DocketNumber: 878 KA 19-01455
Filed Date: 11/12/2021
Status: Precedential
Modified Date: 11/12/2021
People v Austin |
2021 NY Slip Op 06259 |
Decided on November 12, 2021 |
Appellate Division, Fourth Department |
Published by New York State Law Reporting Bureau pursuant to Judiciary Law § 431. |
This opinion is uncorrected and subject to revision before publication in the Official Reports. |
THE LEGAL AID BUREAU OF BUFFALO, INC., BUFFALO (BARBARA J. DAVIES OF COUNSEL), FOR DEFENDANT-APPELLANT.
JOHN J. FLYNN, DISTRICT ATTORNEY, BUFFALO (MICHAEL J. HILLERY OF COUNSEL), FOR RESPONDENT.
Appeal from a judgment of the Erie County Court (Kenneth F. Case, J.), rendered December 5, 2016. The judgment convicted defendant upon his plea of guilty of rape in the second degree (four counts).
It is hereby ORDERED that the judgment so appealed from is unanimously modified as a matter of discretion in the interest of justice and on the law by amending the order of protection to expire on June 29, 2037, and as modified the judgment is affirmed.
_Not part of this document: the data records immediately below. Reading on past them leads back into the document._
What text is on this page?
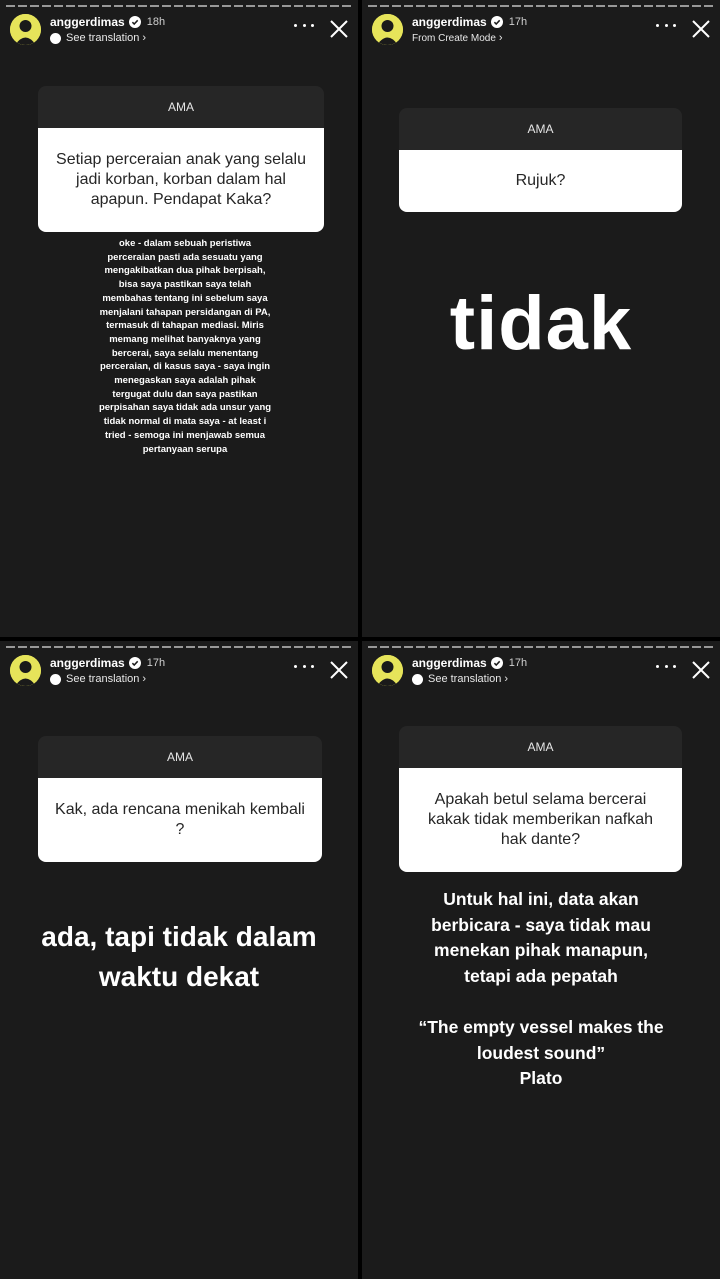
anggerdimas 18h
See translation ›
AMA
Setiap perceraian anak yang selalu jadi korban, korban dalam hal apapun. Pendapat Kaka?
oke - dalam sebuah peristiwa perceraian pasti ada sesuatu yang mengakibatkan dua pihak berpisah, bisa saya pastikan saya telah membahas tentang ini sebelum saya menjalani tahapan persidangan di PA, termasuk di tahapan mediasi. Miris memang melihat banyaknya yang bercerai, saya selalu menentang perceraian, di kasus saya - saya ingin menegaskan saya adalah pihak tergugat dulu dan saya pastikan perpisahan saya tidak ada unsur yang tidak normal di mata saya - at least i tried - semoga ini menjawab semua pertanyaan serupa
anggerdimas 17h
From Create Mode ›
AMA
Rujuk?
tidak
anggerdimas 17h
See translation ›
AMA
Kak, ada rencana menikah kembali ?
ada, tapi tidak dalam
waktu dekat
anggerdimas 17h
See translation ›
AMA
Apakah betul selama bercerai kakak tidak memberikan nafkah hak dante?
Untuk hal ini, data akan berbicara - saya tidak mau menekan pihak manapun, tetapi ada pepatah
“The empty vessel makes the loudest sound”
Plato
Memorandum: Defendant appeals from a judgment convicting him upon his plea of guilty of four counts of rape in the second degree (Penal Law § 130.30 [1]). Preliminarily, we note that defendant's notice of appeal recites an incorrect date on which the judgment was rendered, but inasmuch as the notice of appeal is otherwise accurate and recites the correct indictment number, we exercise our discretion, in the interest of justice, and treat the notice of appeal as valid (see People v Delgado, 183 AD3d 1236, 1236 [4th Dept 2020], lv denied 35 NY3d 1044 [2020]; People v Mitchell, 93 AD3d 1173, 1173 [4th Dept 2012], lv denied 19 NY3d 999 [2012]).
Defendant contends that the waiver of the right to appeal is invalid and that the sentence is unduly harsh and severe. Even assuming, arguendo, that defendant's waiver of the right to appeal is invalid and therefore does not preclude our review of his challenge to the severity of the sentence (see People v Love, 181 AD3d 1193, 1193 [4th Dept 2020]), we conclude that the sentence is not unduly harsh or severe.
Defendant's further contention that County Court erred in calculating the expiration date of the order of protection would survive even a valid waiver of the right to appeal (see People v Davis, 153 AD3d 1617, 1618 [4th Dept 2017], lv denied 30 NY3d 1059 [2017]), but defendant failed to preserve that contention for our review (see People v Nieves, 2 NY3d 310, 315-316 [2004]; Davis, 153 AD3d at 1618). We nevertheless exercise our power to review that contention as a matter of discretion in the interest of justice (see CPL 470.15 [3] [c]), and we agree with defendant that the expiration date of the order of protection exceeds that allowed by the law. Where, as here, a defendant is convicted of a felony and his or her sentence does not include a term of probation for an enumerated felony sexual assault, CPL 530.13 (4) (A) provides that the expiration date of the order of protection "shall not exceed the greater of: (i) eight years from the date of such sentencing, . . . or (ii) eight years from the date of the expiration of the . . . term of a determinate sentence of imprisonment actually imposed." Here, the expiration date of defendant's determinate sentence of imprisonment, which includes the six-year period of postrelease supervision, is June 29, 2029 (see People v Williams, 19 NY3d 100, 104-105 [2012]; People v Gonyeau, 144 AD3d 1574, 1574 [4th Dept 2016], lv denied 28 NY3d 1184 [2017]). Thus, eight years from that date results in a maximum expiration date of June 29, 2037 for the order of protection. We therefore modify the judgment by amending the order of protection to [*2]expire on that date (see People v Griswold, 186 AD3d 1104, 1105 [4th Dept 2020], lv denied 35 NY3d 1113 [2020]).